No. In the face of such imponderables the fiat money remains where it began – in the hands of the first receivers of the printing press’s largesse, where it fuels markets in property and the variegated luxury-baubles you can see advertised in every issue of the glitzy magazines that come with the Sunday papers. Hence the deepening gulf between the moneyed habitués of insulated City institutions and the population at large.

Take a look at the High Street

Such limited residual funding that finds its way into commercial use is in stark evidence on every suburban High Street. Apart from local branches of all the banks that survived the last crisis (by courtesy only of taxpayers’ money), what else do you see? Poundland shops, Oxfam and hospice charity shops; mini-cab call centres; clothing outlets with racks of cut-price clobber on the pavement; purveyors of mobile phones and electronic devices; cheaply appointed coffee-and-cake counters; small traders in any rapid turnover enterprise, from cheap jewellery to stationery to purveyors of auto-parts; and myriad food and vegetable mini-markets.
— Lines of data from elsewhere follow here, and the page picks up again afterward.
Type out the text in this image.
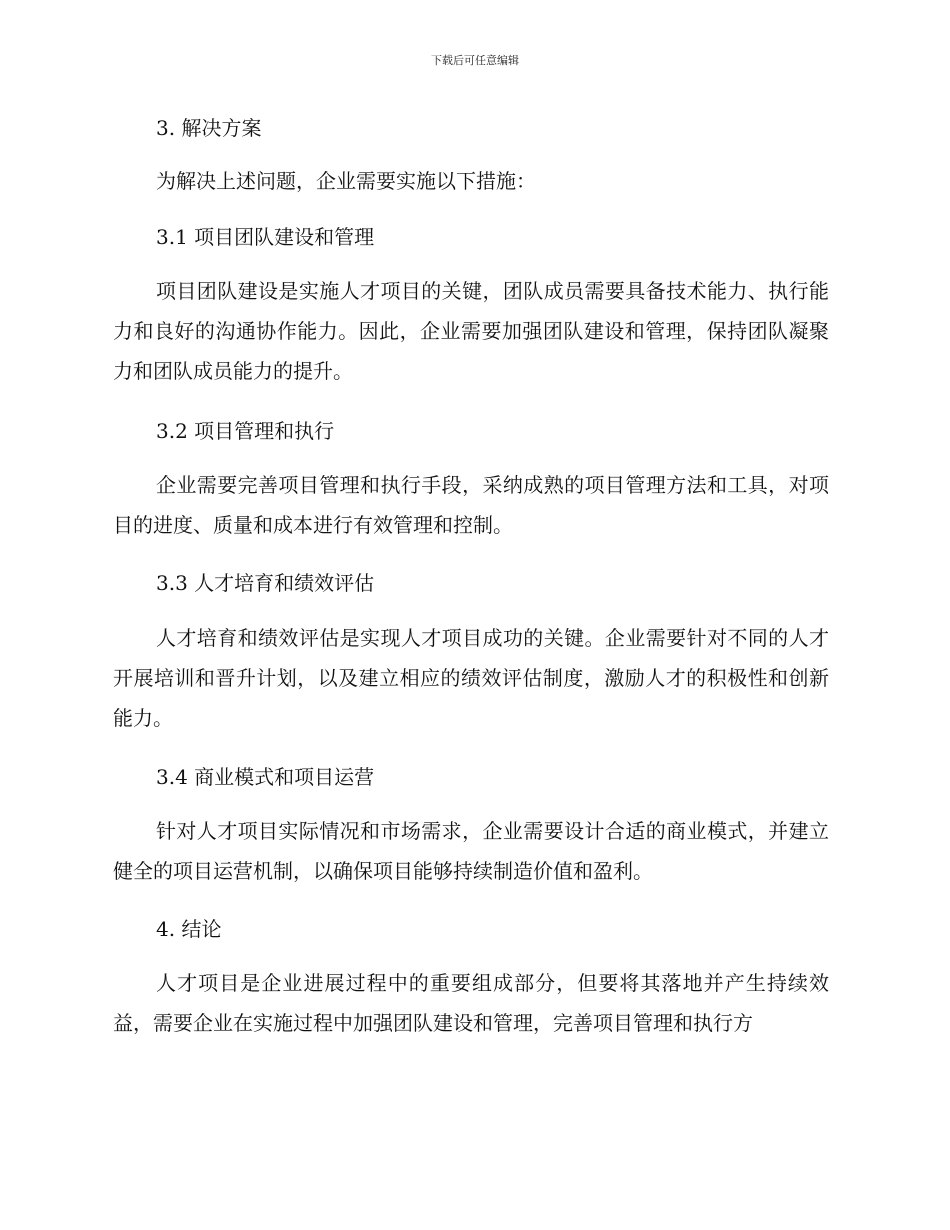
下载后可任意编辑
3. 解决方案

为解决上述问题，企业需要实施以下措施：

3.1 项目团队建设和管理

项目团队建设是实施人才项目的关键，团队成员需要具备技术能力、执行能力和良好的沟通协作能力。因此，企业需要加强团队建设和管理，保持团队凝聚力和团队成员能力的提升。

3.2 项目管理和执行

企业需要完善项目管理和执行手段，采纳成熟的项目管理方法和工具，对项目的进度、质量和成本进行有效管理和控制。

3.3 人才培育和绩效评估

人才培育和绩效评估是实现人才项目成功的关键。企业需要针对不同的人才开展培训和晋升计划，以及建立相应的绩效评估制度，激励人才的积极性和创新能力。

3.4 商业模式和项目运营

针对人才项目实际情况和市场需求，企业需要设计合适的商业模式，并建立健全的项目运营机制，以确保项目能够持续制造价值和盈利。

4. 结论

人才项目是企业进展过程中的重要组成部分，但要将其落地并产生持续效益，需要企业在实施过程中加强团队建设和管理，完善项目管理和执行方
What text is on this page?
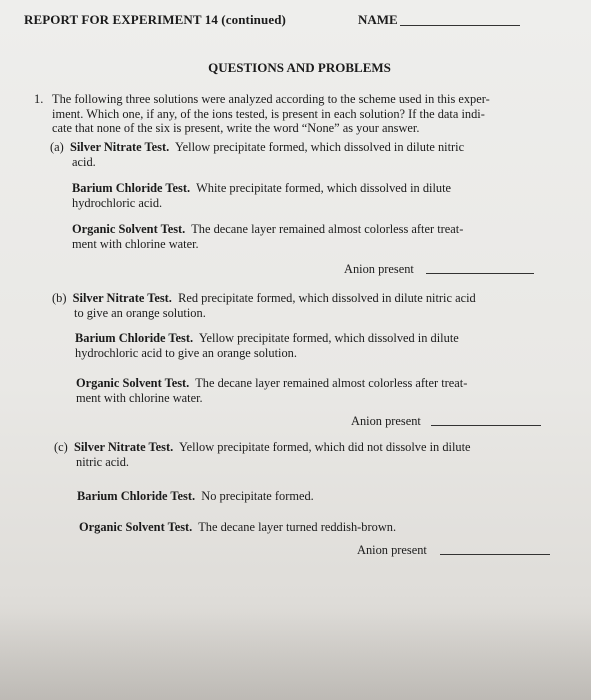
REPORT FOR EXPERIMENT 14 (continued)	NAME
QUESTIONS AND PROBLEMS
1. The following three solutions were analyzed according to the scheme used in this exper-
iment. Which one, if any, of the ions tested, is present in each solution? If the data indi-
cate that none of the six is present, write the word “None” as your answer.
(a) Silver Nitrate Test. Yellow precipitate formed, which dissolved in dilute nitric
acid.
Barium Chloride Test. White precipitate formed, which dissolved in dilute
hydrochloric acid.
Organic Solvent Test. The decane layer remained almost colorless after treat-
ment with chlorine water.
Anion present
(b) Silver Nitrate Test. Red precipitate formed, which dissolved in dilute nitric acid
to give an orange solution.
Barium Chloride Test. Yellow precipitate formed, which dissolved in dilute
hydrochloric acid to give an orange solution.
Organic Solvent Test. The decane layer remained almost colorless after treat-
ment with chlorine water.
Anion present
(c) Silver Nitrate Test. Yellow precipitate formed, which did not dissolve in dilute
nitric acid.
Barium Chloride Test. No precipitate formed.
Organic Solvent Test. The decane layer turned reddish-brown.
Anion present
The short-term horizons of these opportunistic enterprises, all clinging to the margins of viability, betray the dearth of investment capital needed for more sustainable ventures. No business is risk-free, but an economic environment in which new businesses are most likely to succeed and flourish requires the reinstatement of essential economic freedoms – and the dismantling of all the debilitating barriers to commerce imposed by quasi-governmental agencies that are set up with the best of intentions, but finish up being more of a hindrance than a help.

And never overlook the imperative ideals of sound money and free trade. These will come as the natural replacement for fake money and tariff barriers when governments are confronted, as they soon will be, by the inescapable endgame. Only then will price volatility in the market place be replaced with a firmer floor for decision-making at every level of trade.